CSUN can be a model for the future of a more diverse film industry,” Thomas says. USC is the number one film program in the world but also ranks lowest in diversity.
Diversity in the Academy Awards: Yes, the Hollywood Foreign Press Association believes in diversity, but it’s a small group of 80-90 people. The Academy of Motion Picture Arts & Sciences -the people behind the Academy Awards-, however, is around 800,000 to 900,000 people and most of the members who vote (for the academy awards) are white men older than 60.
Following this year’s #OscarsSoWhite backlash, the governing body of the Academy Awards swiftly released a plan to double female and minority members by 2020. It will also include ten-year limits on the voting abilities of new members of the Academy.
Thomas doesn’t have much hope the New Academy Award voting rules will help. “Even with these new rules, it’s going to be difficult as a person of color to get into the academy. The rules need to be amended to make it easier for people of color to get into the voting process.”
Thomas remembers hearing about the lack of diversity in Hollywood since he was in film school in the 80s. He says he’s been talking about diversity in the Academy Awards since Cuba Gooding Jr. won a Best Supporting Actor Oscar in 1997 for Jerry McGuire.
You can blame the Motion Picture Academy all you want, but in reality we don’t have enough diversity of product. There aren’t enough “Straight Out of Comptons” and “Fruitvale Stations” being made, Thomas said. “Only seven of the 400 films considered for this year’s Academy Awards can be considered diverse films.”
The answer is more diverse filmmakers, but more importantly, more people of color giving in positions of power.
“I don't think there's one person of color in Hollywood who can greenlight a film," Guy Aoki of the Media Action Network for Asian Americans recently said.
The Martin Luther King Jr. film “Selma,” that was snubbed at last year’s Oscars, took nearly a decade to get the greenlight in Hollywood. And that was with Oprah Winfrey’s star power behind it as a producer. Oprah is also credited for getting “The Butler” made in 2013.
Thomas doesn’t expect the Oscars to change anytime soon. “Not until you hit them in the pocketbooks,” Thomas said. “If Hollywood studios started losing money like the Montgomery bus system did during the civil rights movement, we might see change.”
This issue is becoming global. Nate did a presentation with Seoul Institute of the Arts and Korean filmmakers asked him about diversity in American film making. They wondered why all Asians were depicted as martial arts experts in Hollywood films. That same issue came up when he was lecturing in China too.
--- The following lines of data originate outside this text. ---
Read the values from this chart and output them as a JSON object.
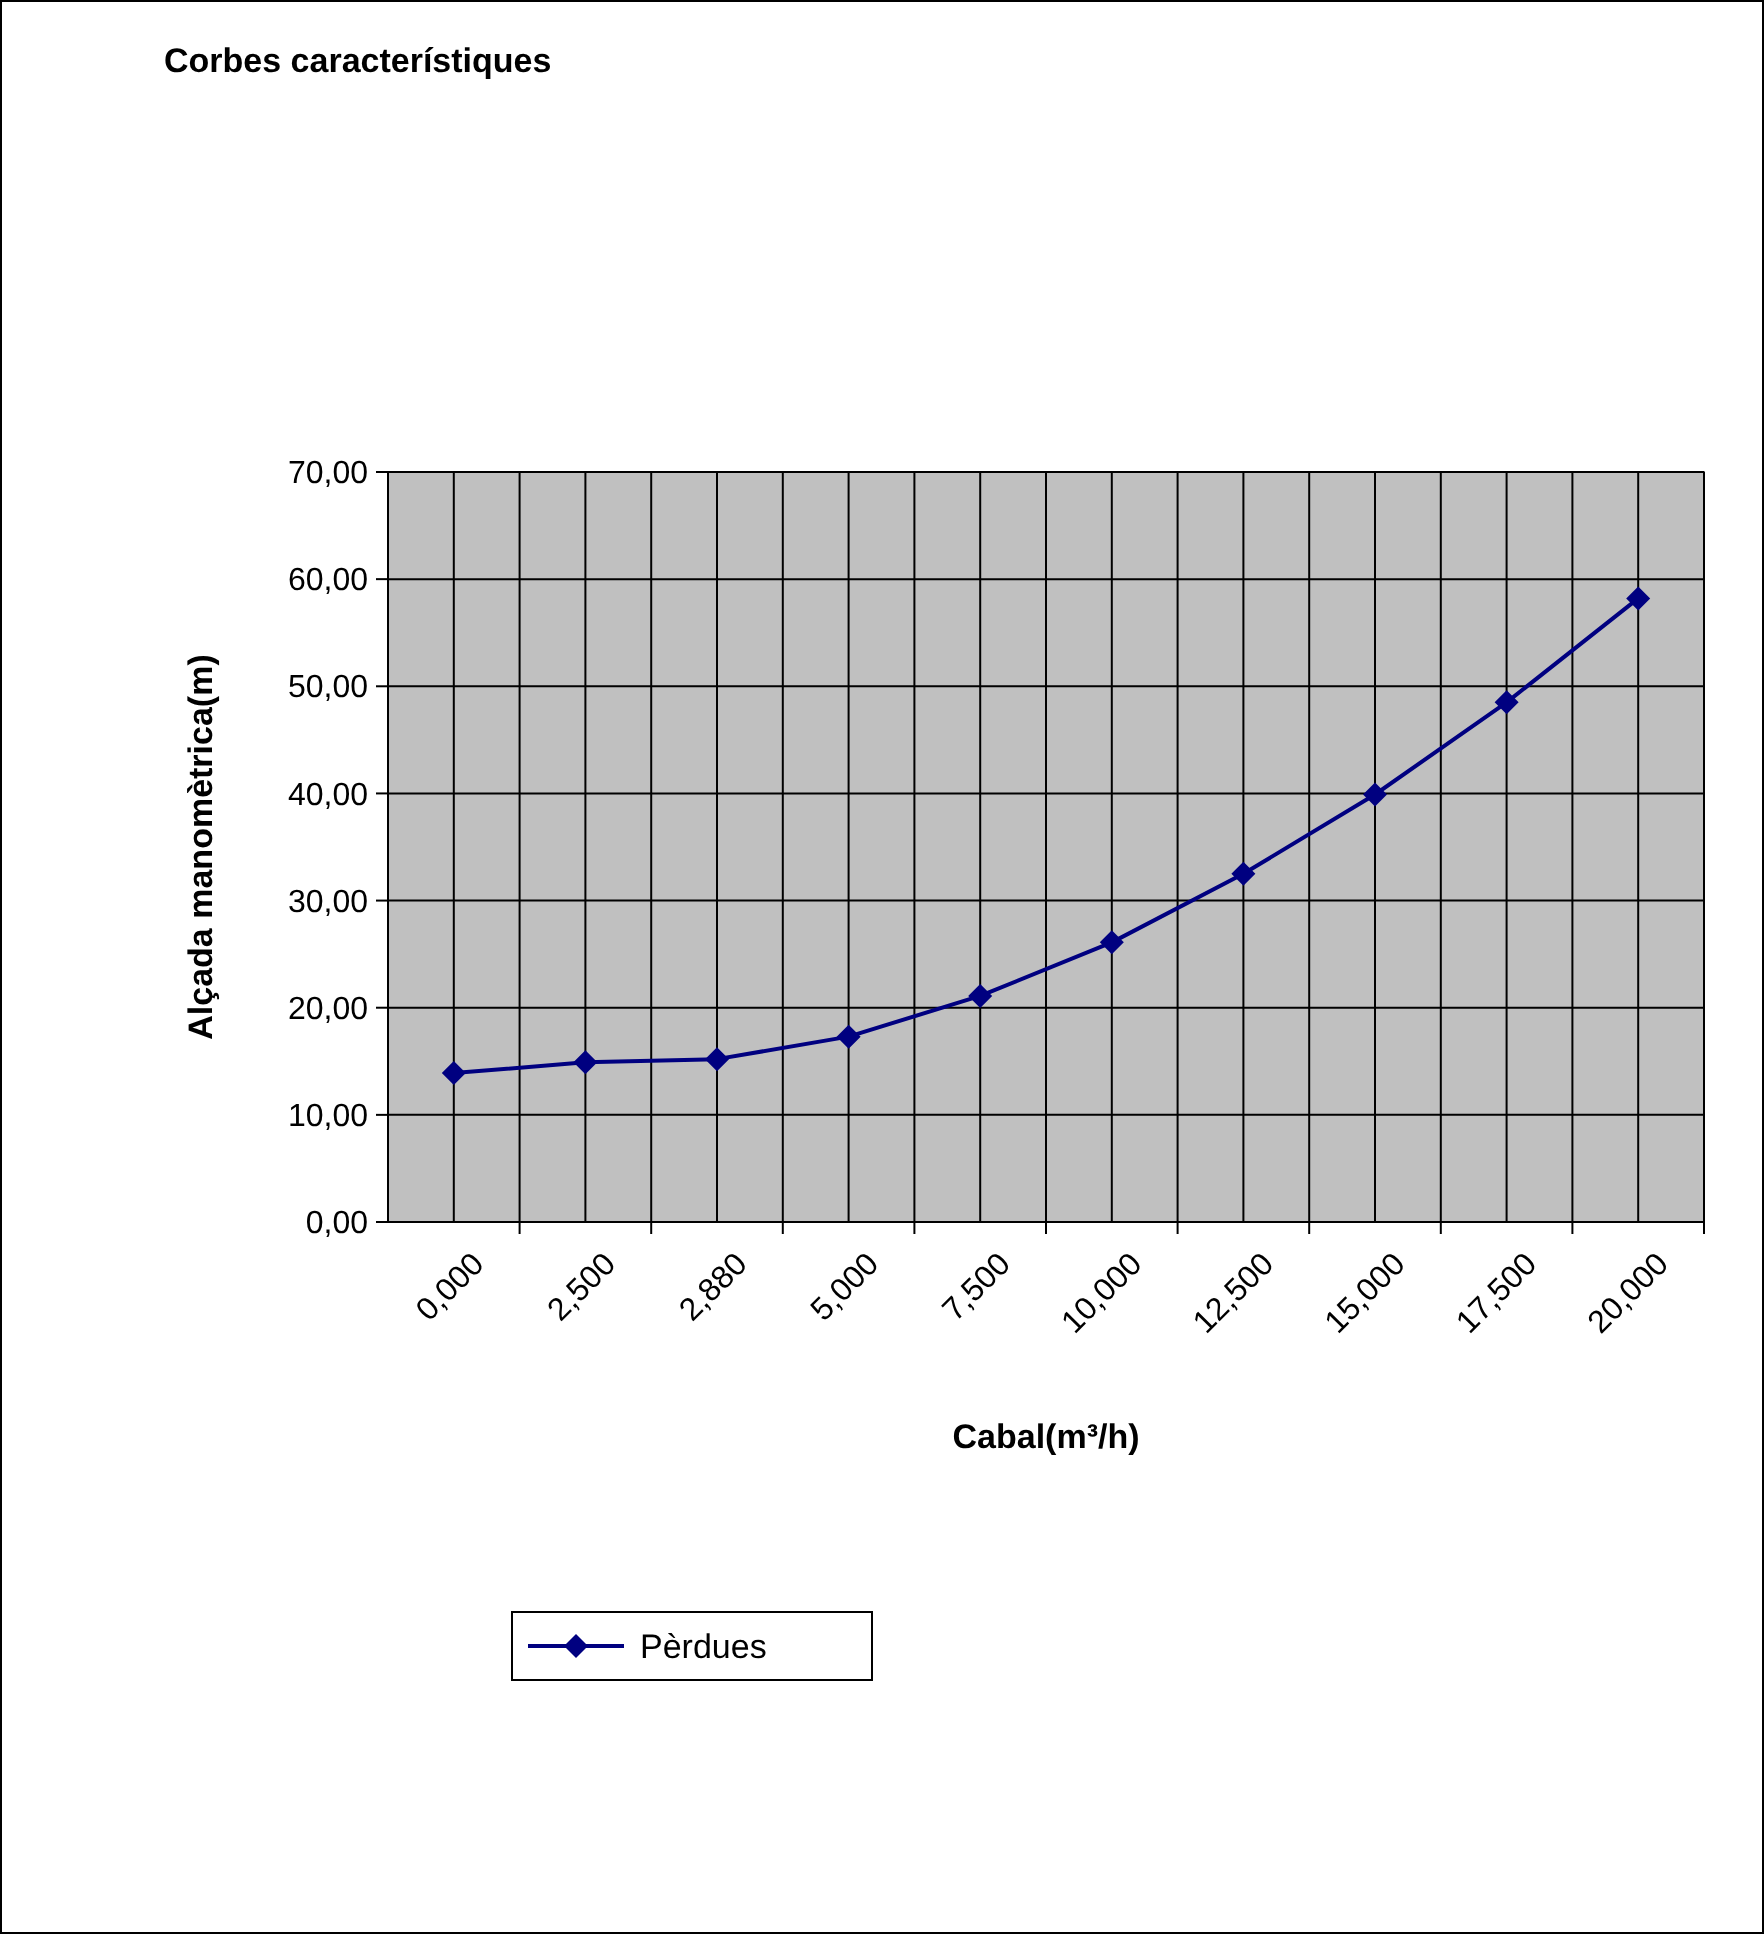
{
  "chart_data": {
    "type": "line",
    "title": "Corbes característiques",
    "xlabel": "Cabal(m³/h)",
    "ylabel": "Alçada manomètrica(m)",
    "categories": [
      "0,000",
      "2,500",
      "2,880",
      "5,000",
      "7,500",
      "10,000",
      "12,500",
      "15,000",
      "17,500",
      "20,000"
    ],
    "series": [
      {
        "name": "Pèrdues",
        "color": "#000080",
        "values": [
          13.9,
          14.9,
          15.2,
          17.3,
          21.1,
          26.1,
          32.5,
          39.9,
          48.5,
          58.2
        ]
      }
    ],
    "ylim": [
      0,
      70
    ],
    "yticks": [
      {
        "value": 0,
        "label": "0,00"
      },
      {
        "value": 10,
        "label": "10,00"
      },
      {
        "value": 20,
        "label": "20,00"
      },
      {
        "value": 30,
        "label": "30,00"
      },
      {
        "value": 40,
        "label": "40,00"
      },
      {
        "value": 50,
        "label": "50,00"
      },
      {
        "value": 60,
        "label": "60,00"
      },
      {
        "value": 70,
        "label": "70,00"
      }
    ],
    "grid": true,
    "legend": "bottom",
    "marker": "diamond",
    "line_style": "solid"
  }
}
Another solution for diversifying Hollywood: mentorships.
When Thomas went to USC in the late 80’s there were a lot of students whose parents were famous actors and these people had no problem finding jobs. It was a different story for people of color who don’t have high profile name attached to them.
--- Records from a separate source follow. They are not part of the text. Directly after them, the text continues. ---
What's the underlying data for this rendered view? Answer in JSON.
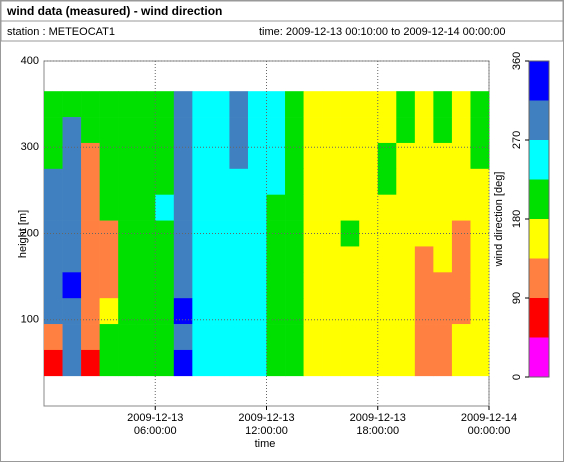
{
  "chart_data": {
    "type": "heatmap",
    "title": "wind data (measured) - wind direction",
    "station": "station : METEOCAT1",
    "time_range": "time: 2009-12-13 00:10:00 to 2009-12-14 00:00:00",
    "xlabel": "time",
    "ylabel": "height [m]",
    "colorbar_label": "wind direction [deg]",
    "xlim": [
      0,
      24
    ],
    "xticks": [
      {
        "value": 6,
        "label": "2009-12-13 06:00:00"
      },
      {
        "value": 12,
        "label": "2009-12-13 12:00:00"
      },
      {
        "value": 18,
        "label": "2009-12-13 18:00:00"
      },
      {
        "value": 24,
        "label": "2009-12-14 00:00:00"
      }
    ],
    "ylim": [
      0,
      400
    ],
    "yticks": [
      100,
      200,
      300,
      400
    ],
    "grid": true,
    "x": [
      0.5,
      1.5,
      2.5,
      3.5,
      4.5,
      5.5,
      6.5,
      7.5,
      8.5,
      9.5,
      10.5,
      11.5,
      12.5,
      13.5,
      14.5,
      15.5,
      16.5,
      17.5,
      18.5,
      19.5,
      20.5,
      21.5,
      22.5,
      23.5
    ],
    "heights": [
      350,
      320,
      290,
      260,
      230,
      200,
      170,
      140,
      110,
      80,
      50
    ],
    "z": [
      [
        200,
        200,
        200,
        200,
        200,
        200,
        200,
        290,
        245,
        245,
        290,
        245,
        245,
        200,
        160,
        160,
        160,
        160,
        160,
        200,
        160,
        200,
        160,
        200
      ],
      [
        200,
        290,
        200,
        200,
        200,
        200,
        200,
        290,
        245,
        245,
        290,
        245,
        245,
        200,
        160,
        160,
        160,
        160,
        160,
        200,
        160,
        200,
        160,
        200
      ],
      [
        200,
        290,
        115,
        200,
        200,
        200,
        200,
        290,
        245,
        245,
        290,
        245,
        245,
        200,
        160,
        160,
        160,
        160,
        200,
        160,
        160,
        160,
        160,
        200
      ],
      [
        290,
        290,
        115,
        200,
        200,
        200,
        200,
        290,
        245,
        245,
        245,
        245,
        245,
        200,
        160,
        160,
        160,
        160,
        200,
        160,
        160,
        160,
        160,
        160
      ],
      [
        290,
        290,
        115,
        200,
        200,
        200,
        245,
        290,
        245,
        245,
        245,
        245,
        200,
        200,
        160,
        160,
        160,
        160,
        160,
        160,
        160,
        160,
        160,
        160
      ],
      [
        290,
        290,
        115,
        115,
        200,
        200,
        200,
        290,
        245,
        245,
        245,
        245,
        200,
        200,
        160,
        160,
        200,
        160,
        160,
        160,
        160,
        160,
        115,
        160
      ],
      [
        290,
        290,
        115,
        115,
        200,
        200,
        200,
        290,
        245,
        245,
        245,
        245,
        200,
        200,
        160,
        160,
        160,
        160,
        160,
        160,
        115,
        160,
        115,
        160
      ],
      [
        290,
        335,
        115,
        115,
        200,
        200,
        200,
        290,
        245,
        245,
        245,
        245,
        200,
        200,
        160,
        160,
        160,
        160,
        160,
        160,
        115,
        115,
        115,
        160
      ],
      [
        290,
        290,
        115,
        160,
        200,
        200,
        200,
        335,
        245,
        245,
        245,
        245,
        200,
        200,
        160,
        160,
        160,
        160,
        160,
        160,
        115,
        115,
        115,
        160
      ],
      [
        115,
        290,
        115,
        200,
        200,
        200,
        200,
        290,
        245,
        245,
        245,
        245,
        200,
        200,
        160,
        160,
        160,
        160,
        160,
        160,
        115,
        115,
        160,
        160
      ],
      [
        70,
        290,
        70,
        200,
        200,
        200,
        200,
        335,
        245,
        245,
        245,
        245,
        200,
        200,
        160,
        160,
        160,
        160,
        160,
        160,
        115,
        115,
        160,
        160
      ]
    ],
    "colorbar": {
      "bins": [
        0,
        45,
        90,
        135,
        180,
        225,
        270,
        315,
        360
      ],
      "colors": [
        "#ff00ff",
        "#ff0000",
        "#ff8040",
        "#ffff00",
        "#00e000",
        "#00ffff",
        "#4080c0",
        "#0000ff"
      ],
      "ticks": [
        0,
        90,
        180,
        270,
        360
      ]
    }
  }
}
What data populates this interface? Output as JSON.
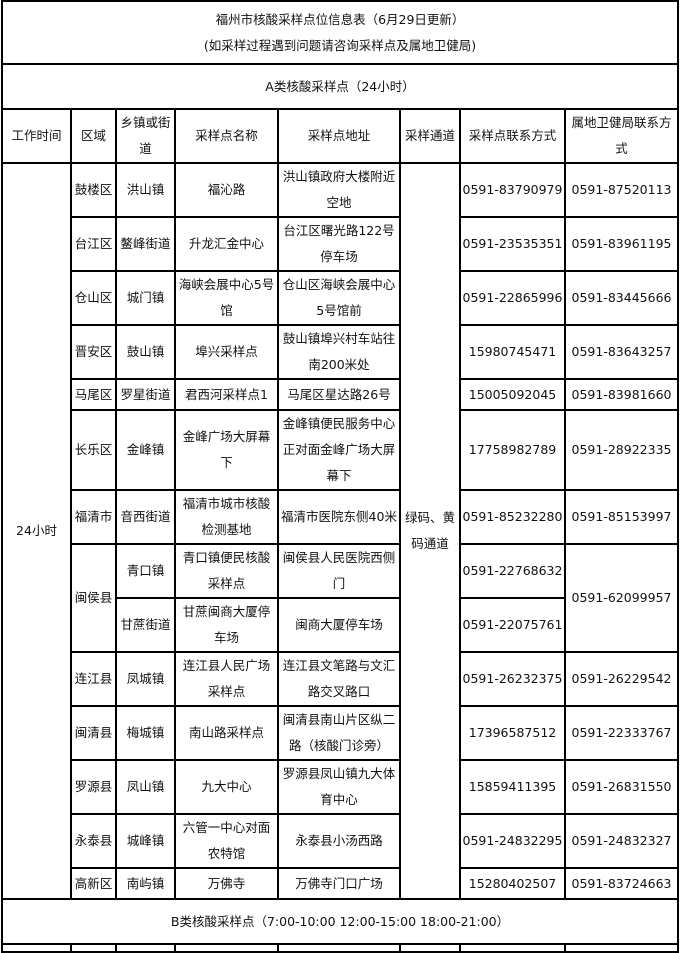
{
  "title": "福州市核酸采样点位信息表（6月29日更新）",
  "subtitle": "(如采样过程遇到问题请咨询采样点及属地卫健局)",
  "section_a": "A类核酸采样点（24小时）",
  "section_b": "B类核酸采样点（7:00-10:00 12:00-15:00 18:00-21:00）",
  "headers": [
    "工作时间",
    "区域",
    "乡镇或街道",
    "采样点名称",
    "采样点地址",
    "采样通道",
    "采样点联系方式",
    "属地卫健局联系方式"
  ],
  "work_time": "24小时",
  "channel": "绿码、黄码通道",
  "districts": [
    {
      "district": "鼓楼区",
      "bureau_phone": "0591-87520113",
      "sites": [
        {
          "town": "洪山镇",
          "name": "福沁路",
          "address": "洪山镇政府大楼附近空地",
          "phone": "0591-83790979"
        }
      ]
    },
    {
      "district": "台江区",
      "bureau_phone": "0591-83961195",
      "sites": [
        {
          "town": "鳌峰街道",
          "name": "升龙汇金中心",
          "address": "台江区曙光路122号停车场",
          "phone": "0591-23535351"
        }
      ]
    },
    {
      "district": "仓山区",
      "bureau_phone": "0591-83445666",
      "sites": [
        {
          "town": "城门镇",
          "name": "海峡会展中心5号馆",
          "address": "仓山区海峡会展中心5号馆前",
          "phone": "0591-22865996"
        }
      ]
    },
    {
      "district": "晋安区",
      "bureau_phone": "0591-83643257",
      "sites": [
        {
          "town": "鼓山镇",
          "name": "埠兴采样点",
          "address": "鼓山镇埠兴村车站往南200米处",
          "phone": "15980745471"
        }
      ]
    },
    {
      "district": "马尾区",
      "bureau_phone": "0591-83981660",
      "sites": [
        {
          "town": "罗星街道",
          "name": "君西河采样点1",
          "address": "马尾区星达路26号",
          "phone": "15005092045"
        }
      ]
    },
    {
      "district": "长乐区",
      "bureau_phone": "0591-28922335",
      "sites": [
        {
          "town": "金峰镇",
          "name": "金峰广场大屏幕下",
          "address": "金峰镇便民服务中心正对面金峰广场大屏幕下",
          "phone": "17758982789"
        }
      ]
    },
    {
      "district": "福清市",
      "bureau_phone": "0591-85153997",
      "sites": [
        {
          "town": "音西街道",
          "name": "福清市城市核酸检测基地",
          "address": "福清市医院东侧40米",
          "phone": "0591-85232280"
        }
      ]
    },
    {
      "district": "闽侯县",
      "bureau_phone": "0591-62099957",
      "sites": [
        {
          "town": "青口镇",
          "name": "青口镇便民核酸采样点",
          "address": "闽侯县人民医院西侧门",
          "phone": "0591-22768632"
        },
        {
          "town": "甘蔗街道",
          "name": "甘蔗闽商大厦停车场",
          "address": "闽商大厦停车场",
          "phone": "0591-22075761"
        }
      ]
    },
    {
      "district": "连江县",
      "bureau_phone": "0591-26229542",
      "sites": [
        {
          "town": "凤城镇",
          "name": "连江县人民广场采样点",
          "address": "连江县文笔路与文汇路交叉路口",
          "phone": "0591-26232375"
        }
      ]
    },
    {
      "district": "闽清县",
      "bureau_phone": "0591-22333767",
      "sites": [
        {
          "town": "梅城镇",
          "name": "南山路采样点",
          "address": "闽清县南山片区纵二路（核酸门诊旁）",
          "phone": "17396587512"
        }
      ]
    },
    {
      "district": "罗源县",
      "bureau_phone": "0591-26831550",
      "sites": [
        {
          "town": "凤山镇",
          "name": "九大中心",
          "address": "罗源县凤山镇九大体育中心",
          "phone": "15859411395"
        }
      ]
    },
    {
      "district": "永泰县",
      "bureau_phone": "0591-24832327",
      "sites": [
        {
          "town": "城峰镇",
          "name": "六管一中心对面农特馆",
          "address": "永泰县小汤西路",
          "phone": "0591-24832295"
        }
      ]
    },
    {
      "district": "高新区",
      "bureau_phone": "0591-83724663",
      "sites": [
        {
          "town": "南屿镇",
          "name": "万佛寺",
          "address": "万佛寺门口广场",
          "phone": "15280402507"
        }
      ]
    }
  ]
}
He, like many other film students who go on to become successful, got a break from someone in the industry.
“I don’t know how I feel about this now, but Bill Cosby is credited with giving a lot of people of color their breaks into the film industry,” Thomas said.
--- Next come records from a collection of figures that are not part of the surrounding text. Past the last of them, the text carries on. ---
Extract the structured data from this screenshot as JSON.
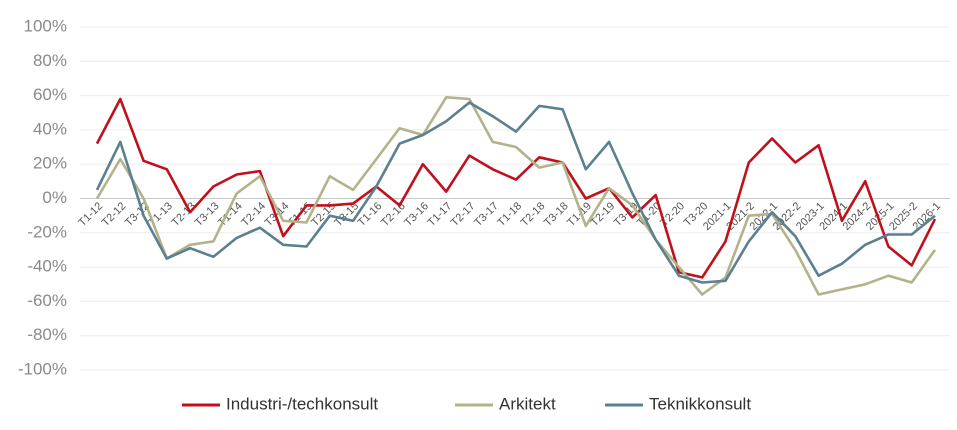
{
  "chart_data": {
    "type": "line",
    "categories": [
      "T1-12",
      "T2-12",
      "T3-12",
      "T1-13",
      "T2-13",
      "T3-13",
      "T1-14",
      "T2-14",
      "T3-14",
      "T1-15",
      "T2-15",
      "T3-15",
      "T1-16",
      "T2-16",
      "T3-16",
      "T1-17",
      "T2-17",
      "T3-17",
      "T1-18",
      "T2-18",
      "T3-18",
      "T1-19",
      "T2-19",
      "T3-19",
      "T1-20",
      "T2-20",
      "T3-20",
      "2021-1",
      "2021-2",
      "2022-1",
      "2022-2",
      "2023-1",
      "2024-1",
      "2024-2",
      "2025-1",
      "2025-2",
      "2026-1"
    ],
    "series": [
      {
        "name": "Industri-/techkonsult",
        "color": "#c0101c",
        "values": [
          32,
          58,
          22,
          17,
          -8,
          7,
          14,
          16,
          -22,
          -4,
          -4,
          -3,
          7,
          -4,
          20,
          4,
          25,
          17,
          11,
          24,
          21,
          0,
          6,
          -11,
          2,
          -43,
          -46,
          -25,
          21,
          35,
          21,
          31,
          -13,
          10,
          -28,
          -39,
          -12
        ]
      },
      {
        "name": "Arkitekt",
        "color": "#b3b38a",
        "values": [
          0,
          23,
          0,
          -35,
          -27,
          -25,
          3,
          13,
          -13,
          -14,
          13,
          5,
          23,
          41,
          37,
          59,
          58,
          33,
          30,
          18,
          21,
          -16,
          6,
          -4,
          -24,
          -40,
          -56,
          -46,
          -10,
          -9,
          -30,
          -56,
          -53,
          -50,
          -45,
          -49,
          -30
        ]
      },
      {
        "name": "Teknikkonsult",
        "color": "#5b808f",
        "values": [
          5,
          33,
          -10,
          -35,
          -29,
          -34,
          -23,
          -17,
          -27,
          -28,
          -10,
          -13,
          7,
          32,
          37,
          45,
          56,
          48,
          39,
          54,
          52,
          17,
          33,
          3,
          -24,
          -45,
          -49,
          -48,
          -25,
          -8,
          -22,
          -45,
          -38,
          -27,
          -21,
          -21,
          -10
        ]
      }
    ],
    "ylim": [
      -100,
      100
    ],
    "yticks": [
      {
        "value": -100,
        "label": "-100%"
      },
      {
        "value": -80,
        "label": "-80%"
      },
      {
        "value": -60,
        "label": "-60%"
      },
      {
        "value": -40,
        "label": "-40%"
      },
      {
        "value": -20,
        "label": "-20%"
      },
      {
        "value": 0,
        "label": "0%"
      },
      {
        "value": 20,
        "label": "20%"
      },
      {
        "value": 40,
        "label": "40%"
      },
      {
        "value": 60,
        "label": "60%"
      },
      {
        "value": 80,
        "label": "80%"
      },
      {
        "value": 100,
        "label": "100%"
      }
    ],
    "grid": true,
    "legend": "bottom"
  }
}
Cosby gave Thomas his break in the 1980’s and recently helped CSUN students break into the industry. In 2013, Cosby hired students from Thomas’ film program to help with his Comedy Central special.
It’s about getting more people of color into the film industry at every level. More screenwriters, more showrunners, more directors, more crew members, more executives, etc. The idea is that once more people of color get into the industry they can help bring people of color into the industry through mentorships.
These people of color are also making more films about people of color. Black USC grads John Singleton (“The Boys in the Hood”) and Ryan Coogler (“Fruitvale Station,” “Creed”) are two examples. But there are only so many Singletons, Cooglers and Cosbys.